でもかっこいいおじいちゃんに褒められたら嬉しい。お世辞でも。
「ジジイ、仕事を終わらせた。来年には王都に戻る。」
「全くお前さんと来たら仕事を目の敵のようにしている。誰がそんなに急げと言ったんだ。」
「ここに誰が待ってるわけでもないだろ。」
「お前さんを待ってる女の子はわんさかおるのにな。」
(わんさか…)
「知るか。」
「それでその彼女が君の本命かい?」
「妻だ。コイツも王都に連れて行く。」
「おやおや、結婚式に呼ばれてませんよ?」
ん、と小首を傾げる御老人に旦那様は苛立ったように舌打ちをした。
「知っているくせに白々しい。」
(あ、知ってらしたのか)
旦那様風に言うならばきっとこの方は“食えない爺さん”なんだろうな。
そして若干旦那様の“妻呼び”に心ときめいたのは内緒である。
「屋敷などの手配、確かに承った。来週からでも行けるがいつがよろしいかね。」
「予定通り年明けでいい。」
「でもまさか君が奥さんを同行させるとは思ってなかったな。前はそんなこと言ってなかったじゃないか。いや実にいい兆候だね。
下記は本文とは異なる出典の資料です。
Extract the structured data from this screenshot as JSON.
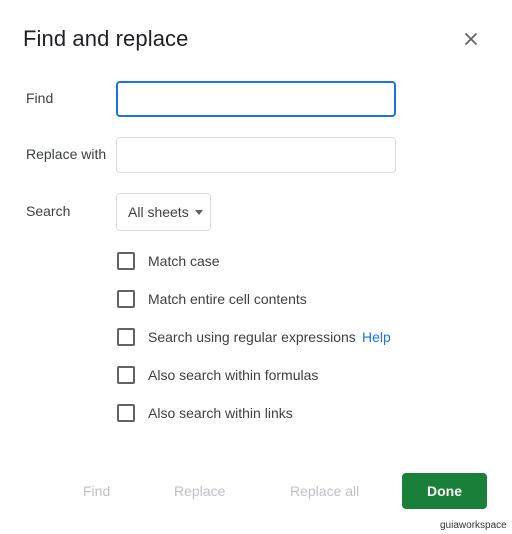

」
孫を見るような優しい眼差しで旦那様に微笑む御老人。
子供扱いにひたすら苛々している旦那様も本気で怒ってる感じは一切しない。
「申し遅れました、私はエミリア・ハインリッヒと申します。突然の訪問で申し訳ありません。」
「あぁ、いや丁寧にありがとう。私はトーマスだ。突然でもいいんだよ、君も私の孫になったんだからね。」
「え?」
「トーマス・ハインリッヒ、俺の爺さんだ。」
本物のジジイだったのですね。
あ、いや失礼な言い方をしてしまった。
「お爺様でしたか。確かに言われてみればどことなく似ておいでですね。」
「私のせいで孫がこんなにモテるとはね、ははは」
「調子に乗ってんじゃねえ…」
その後はなんやかんやと仕事の話と転居中の屋敷の管理に関する引き継ぎなどをし、夕食をご一緒させてもらった。
何気に旦那様との夕食もこれが初である。
というか、旦那様もだけどまさかこのお年でばりばり仕事されてるなんてこの一族の勤勉さには驚かされる。
王都にある別宅もお爺様の部下が住み込みで管理しているらしく、いつでも引き渡せる準備を既に進めてくださっていたそうな。
「君がいるならもう一つ上のグレードの屋敷を用意させてもらうよ。」
この一族いくつ屋敷を持ってるのだろうか。